Chief legal | Caracol Television
Juan Manuel Diaz Perez
Chief legal | Caracol Television
What are the most significant cases or transactions that your legal team has recently been involved in?
Caracol is rapidly expanding its business operations and has recently positioned itself as a first-class provider of production services in Colombia. This has impacted our legal team in various ways. It has required us to learn how major platforms conduct their business and negotiate production agreements; most importantly, we have had to international production standards while ensuring that our company’s proven experience in the field offers these international clients added value for producing entertainment in Colombia.

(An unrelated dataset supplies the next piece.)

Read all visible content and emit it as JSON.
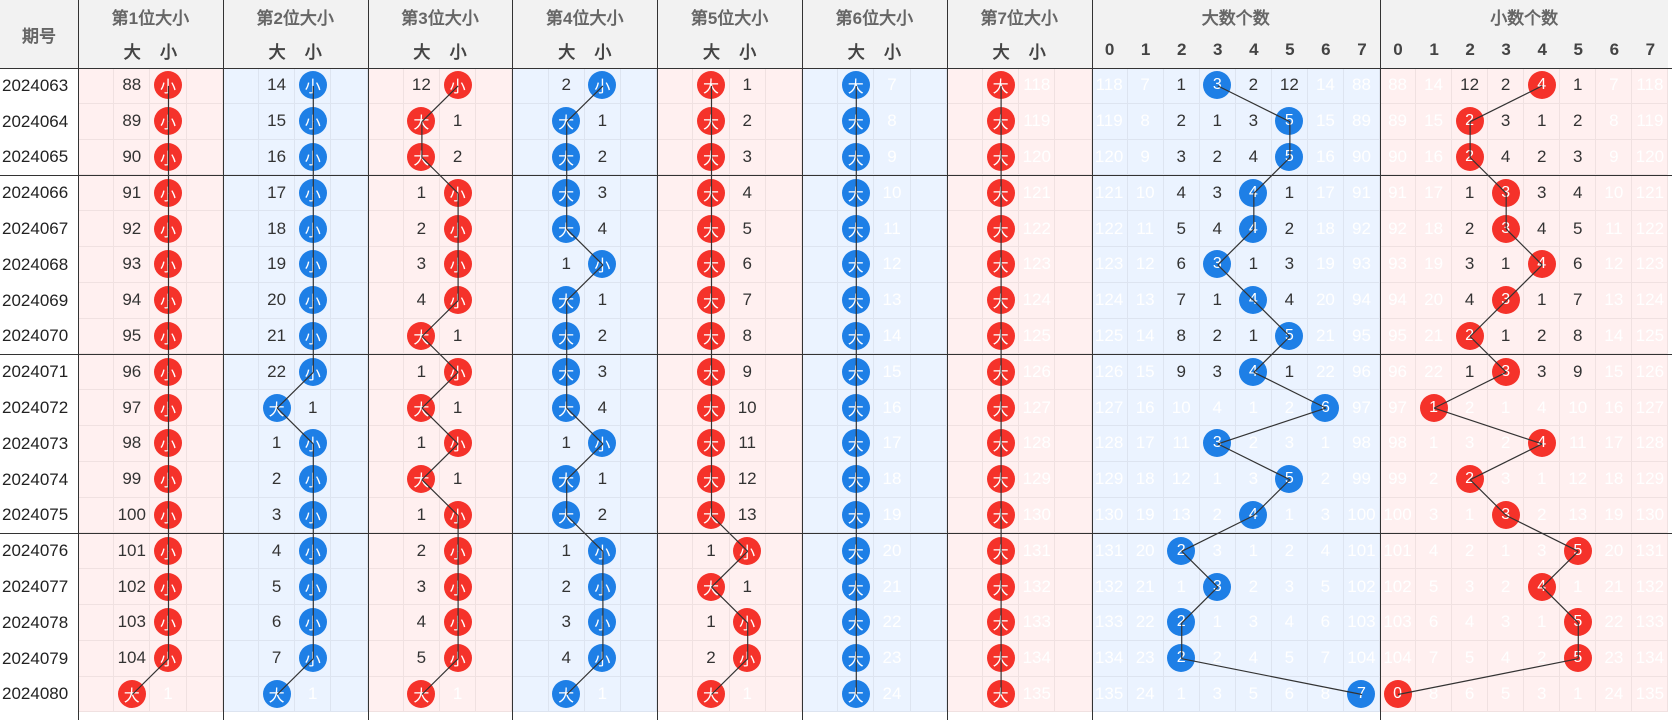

In this sense, the opportunity to work with legal and production teams from major players in the industry, such as Netflix and Amazon, has been both challenging and rewarding since it has allowed us to apply many of these first-class production values to our local practice.
What do you predict will be the biggest change in the legal market over the next few years?
In line with my previous response, I believe Colombia’s positioning as a production hub for all types of entertainment will bring relevant changes to our practice in intellectual property and entertainment law. The industry will require lawyers familiar with the production process and the industry, not just the theory of intellectual property law. For our local industry, I believe the input of in-house counsel will become even more critical, with a growing necessity of clearing rights for productions that will be watched globally. I firmly believe that our job will become more and more preventive instead of reactive; production companies will require their counsel to accompany the production process from inception, and our legal input will prove essential in every step of the process, something I find incredibly exciting.
As we enter the next decade, what skills will an in-house lawyer need to succeed in the modern in-house industry?
Most industries evolve faster than the law, particularly the entertainment industry. The latter changes much quicker than our local intellectual property laws can adjust, so it is up to us, as lawyers, to learn and adapt to the needs of the industry and provide our in-house clients with what they need, protecting them from legal risks. It is up to us to stay updated on our industry’s needs to predict risks and remain knowledgeable about the international aspects of our practice. To succeed as an in-house lawyer for an industry with the potential to reach foreign markets, we must strive to expand our knowledge so that our practice does not become localised.